India: Modi Kicks Off Structural Reforms

India: Modi Kicks Off Structural Reforms

Prime Minister Narendra Modi of India said his government would like to offer foreign investors a bigger role in the country’s insurance and aviation sectors.

This is for helping to reverse the weakening growth and investment in the country, which threatens to fade the optimism of its recent landslide election victory.

Finance Minister Nirmala Sitharaman provided the details of the proposal as she was presenting the budget for the fiscal year that ends on March 31, 2020 to parliament.

This is the first proposal since the Hindu nationalist-led government was re-elected in a vote in April and May.

Modi has said he wanted to boost the country’s economy, growing it from $2.7 trillion to $5 trillion. A recent report said the government plans to use higher investment, savings, and exports—similar to the way China’s economy has taken off.

“The government will examine suggestions of further opening up FDI (foreign direct investment) in aviation, media, and insurance sectors in consultations with stakeholders,” Sitharaman said.
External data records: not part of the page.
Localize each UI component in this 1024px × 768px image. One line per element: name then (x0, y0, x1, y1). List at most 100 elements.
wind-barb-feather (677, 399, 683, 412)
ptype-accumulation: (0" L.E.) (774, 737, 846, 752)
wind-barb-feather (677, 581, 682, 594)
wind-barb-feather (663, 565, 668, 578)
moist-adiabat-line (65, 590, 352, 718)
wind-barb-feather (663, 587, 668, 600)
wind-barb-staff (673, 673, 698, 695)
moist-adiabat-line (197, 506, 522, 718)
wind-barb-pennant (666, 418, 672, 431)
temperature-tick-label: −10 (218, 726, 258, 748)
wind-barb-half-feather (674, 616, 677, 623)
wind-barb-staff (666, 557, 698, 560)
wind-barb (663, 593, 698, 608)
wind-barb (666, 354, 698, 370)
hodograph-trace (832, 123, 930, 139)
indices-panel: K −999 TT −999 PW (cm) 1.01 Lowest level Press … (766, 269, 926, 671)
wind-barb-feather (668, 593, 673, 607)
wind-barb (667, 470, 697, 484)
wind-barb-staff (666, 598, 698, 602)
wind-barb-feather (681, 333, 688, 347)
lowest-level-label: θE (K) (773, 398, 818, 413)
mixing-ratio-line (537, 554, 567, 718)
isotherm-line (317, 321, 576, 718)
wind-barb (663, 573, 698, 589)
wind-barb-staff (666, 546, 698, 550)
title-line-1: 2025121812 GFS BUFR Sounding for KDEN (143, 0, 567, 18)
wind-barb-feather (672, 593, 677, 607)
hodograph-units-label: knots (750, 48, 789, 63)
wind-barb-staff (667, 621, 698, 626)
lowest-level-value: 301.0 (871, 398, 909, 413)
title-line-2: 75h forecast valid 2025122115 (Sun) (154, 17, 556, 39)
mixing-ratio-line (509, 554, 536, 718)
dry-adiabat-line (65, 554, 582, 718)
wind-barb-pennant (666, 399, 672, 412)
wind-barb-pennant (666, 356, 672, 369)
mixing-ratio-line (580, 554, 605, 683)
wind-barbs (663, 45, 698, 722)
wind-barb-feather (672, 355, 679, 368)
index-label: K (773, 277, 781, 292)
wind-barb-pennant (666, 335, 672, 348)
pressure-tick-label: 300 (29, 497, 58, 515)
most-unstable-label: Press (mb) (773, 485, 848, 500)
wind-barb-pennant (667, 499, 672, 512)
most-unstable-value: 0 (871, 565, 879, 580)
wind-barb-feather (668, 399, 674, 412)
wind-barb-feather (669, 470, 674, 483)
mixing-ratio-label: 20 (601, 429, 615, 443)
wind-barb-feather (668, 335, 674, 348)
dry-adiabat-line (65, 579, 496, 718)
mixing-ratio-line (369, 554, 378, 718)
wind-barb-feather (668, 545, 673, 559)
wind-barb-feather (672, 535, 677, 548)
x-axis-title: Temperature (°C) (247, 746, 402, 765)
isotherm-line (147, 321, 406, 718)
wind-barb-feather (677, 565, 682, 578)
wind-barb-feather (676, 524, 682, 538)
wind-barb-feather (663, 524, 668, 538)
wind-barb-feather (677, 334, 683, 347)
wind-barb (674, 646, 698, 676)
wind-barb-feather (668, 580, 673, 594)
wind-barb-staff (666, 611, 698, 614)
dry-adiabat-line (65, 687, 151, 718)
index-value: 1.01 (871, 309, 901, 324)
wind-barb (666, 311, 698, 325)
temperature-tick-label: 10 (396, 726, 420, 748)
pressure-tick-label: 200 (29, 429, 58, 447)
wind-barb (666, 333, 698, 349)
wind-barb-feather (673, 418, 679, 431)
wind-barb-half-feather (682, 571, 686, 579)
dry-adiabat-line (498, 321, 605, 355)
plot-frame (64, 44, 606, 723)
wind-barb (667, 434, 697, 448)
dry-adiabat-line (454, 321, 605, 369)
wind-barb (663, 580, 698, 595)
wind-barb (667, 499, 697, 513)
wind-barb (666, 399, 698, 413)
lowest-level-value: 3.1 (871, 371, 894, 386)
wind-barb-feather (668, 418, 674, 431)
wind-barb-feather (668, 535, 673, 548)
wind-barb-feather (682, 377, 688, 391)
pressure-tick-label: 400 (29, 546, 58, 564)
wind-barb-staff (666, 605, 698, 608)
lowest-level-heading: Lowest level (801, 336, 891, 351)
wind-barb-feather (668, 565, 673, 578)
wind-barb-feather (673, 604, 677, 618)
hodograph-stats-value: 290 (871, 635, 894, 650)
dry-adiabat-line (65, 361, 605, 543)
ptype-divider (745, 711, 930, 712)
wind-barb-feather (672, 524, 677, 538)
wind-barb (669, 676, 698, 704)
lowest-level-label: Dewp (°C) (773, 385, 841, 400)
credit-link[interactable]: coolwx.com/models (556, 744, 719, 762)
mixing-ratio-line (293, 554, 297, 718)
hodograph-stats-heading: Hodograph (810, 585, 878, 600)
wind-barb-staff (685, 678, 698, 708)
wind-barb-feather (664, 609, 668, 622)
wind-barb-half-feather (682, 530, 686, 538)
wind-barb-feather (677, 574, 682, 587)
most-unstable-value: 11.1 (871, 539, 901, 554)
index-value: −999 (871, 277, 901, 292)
She said the government will allow 100% foreign ownership for insurance intermediaries and local sourcing norms will be eased for FDI in retailers selling a single brand.

At present, the country allows foreign direct investment in single-brand retail but mandates investors to source locally 30% of the value of the product bought.

India currently allows 49% foreign ownership though the automatic route in the insurance sector. That part costs billions of dollars and has been tightly overseen for decades for fear of a backlash from the unions.

“It is high time India gets fully integrated into the global value chain of productions of goods and services but also becomes part of the global financial system to mobilize global savings mostly institutional in insurance, pensions, and sovereign wealth funds,” she said.


However, for economists, scaling up Asia’s third largest economy in a very fast way would need drastic reforms like freeing up land and labor markets.

pile of Indian money

Modi has shied away from doing that during his first term, fearing political backlash.

In a note, Capital Economics said that reaching the stated goals will depend largely on hitting the real GDP growth of 8% a year. They said they thought this was unlikely.

Additionally, pursuing land and labor reforms are difficult in India. On top of that, Modi will have to risk drawing the ire of the Bharatiya Janata Party voters, who re-elected him with a huge mandate.

Indian markets were down during the budget speech.

The NSE index was 0.37%, while the benchmark BSE index traded 0.29% lower at 39,793.46.

The 10-year benchmark government bond yield was at 6.72%, lower than the 6.75% before the budget was unveiled.

The Indian rupee had dropped to 68.73 from its 68.70 pre-budget speech.

“Nothing concrete has been announced so far, that disappointment is reflecting markets,” said assistant vice president for research at SMC Global Securities.

In the last quarter, India grew at a much slower-than-expected 5.8%. This comes as its slowest pace in five years and far lower than the pace needed to create jobs for the millions of young Indians entering the labor market each month.

Unemployment rate also rose to a multi-year-high of 6.1% during the 2017 to 2018 fiscal year.